Mexican-American War (1846-1848)
- Caused by the annexation of Texas.
- Texas annexation led to conflict over border dispute.
- Treaty of Guadalupe Hidalgo (1848):
- Led to the Mexican Cession.
- Territories include New Mexico, Arizona, and California ceded to the U.S.
- Wilmot Proviso:
- Proposed banning slavery in acquired territories.
- Created congressional tension over slavery's expansion.
Compromise of 1850
- Three positions on slavery in new territories:
- Southern: Slavery as a constitutional right, extend Missouri Compromise line.
- Free Soil: All new territories should be free.
- Popular Sovereignty (Stephen Douglas): Territorial populations decide on slavery.
- Provisions of the Compromise:
- Popular sovereignty in Mexican Cession territories.
- California admitted as a free state.
- Slave trade outlawed in Washington D.C.
- Stricter Fugitive Slave Law enacted.
Immigration and Nativism
- Wave of immigrants (Irish and German) led to ethnic enclaves.
- Nativist opposition to immigrants:
- Anti-Catholic sentiment.
- Know-Nothing Party aimed to limit immigrant influence.
Tensions Over Slavery
- Conflicting regional labor ideologies:
- North: Manufacturing, paid labor.
- South: Agriculture, coerced labor.
- Northern opposition to slavery expansion:
- Many feared expansion of slavery would threaten wage labor.
- Abolitionist movement:
- Underground Railroad.
- Publication of Uncle Tom’s Cabin.
- Southern defense of slavery:
- Argued Constitution protected slavery.
- Tenth Amendment reserves powers to states.
Failed Attempts at Compromise
- Kansas-Nebraska Act of 1854:
- Popular sovereignty to decide slavery.
- Overturned the Missouri Compromise.
- Led to "Bleeding Kansas".
- Dred Scott Decision (1857):
- Effectively legalized slavery in all states.
- John Brown's raid on Harper's Ferry: Aimed to incite slave rebellion.
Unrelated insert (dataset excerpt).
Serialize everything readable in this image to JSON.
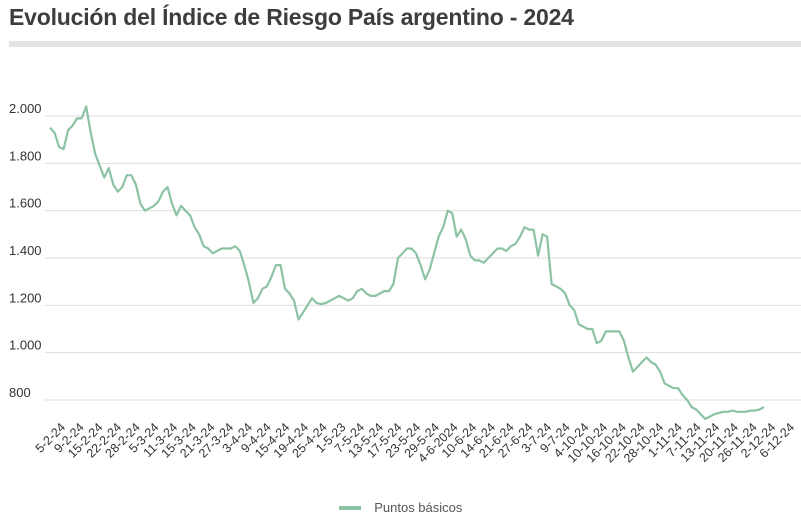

- Sectional divisions in political parties:
- Southern Democrats: Protected slavery.
- Northern Republicans: Contained slavery.
Election of 1860 and Secession
- Abraham Lincoln's election without Southern electoral votes led to secession.
- South Carolina was the first state to secede.
- Reasons for secession:
- Preservation of slavery.
- Protection of states' rights.
Civil War
- North vs. South mobilization.
- North's advantages:
- Larger population.
- More industry and banks.
- More Railroads.
- Lincoln's Leadership:
- Emancipation Proclamation changed the scope of the war.
- Gettysburg Address.
- Southern infrastructure destruction: Sherman’s March.
Reconstruction Era
- Constitutional Amendments:
- Thirteenth Amendment: Abolished slavery.
- Fourteenth Amendment: Applied Bill of Rights to states.
- Fifteenth Amendment: Voting rights to black men.
- Southern occupation by federal soldiers.
- Debates on how to treat returning Southerners.
- Radical Republicans wanted to punish South.
Failure of Reconstruction
- Northern weariness of forcing Southern submission.
- Southern insistence on pre-Civil War society.
- Sharecropping replaced slavery.
- White supremacy: Ku Klux Klan.
- Black Codes limited black citizens' rights.
- Plessy v. Ferguson allowed segregation.
- Compromise of 1877: Federal troops removed from South, ending Reconstruction.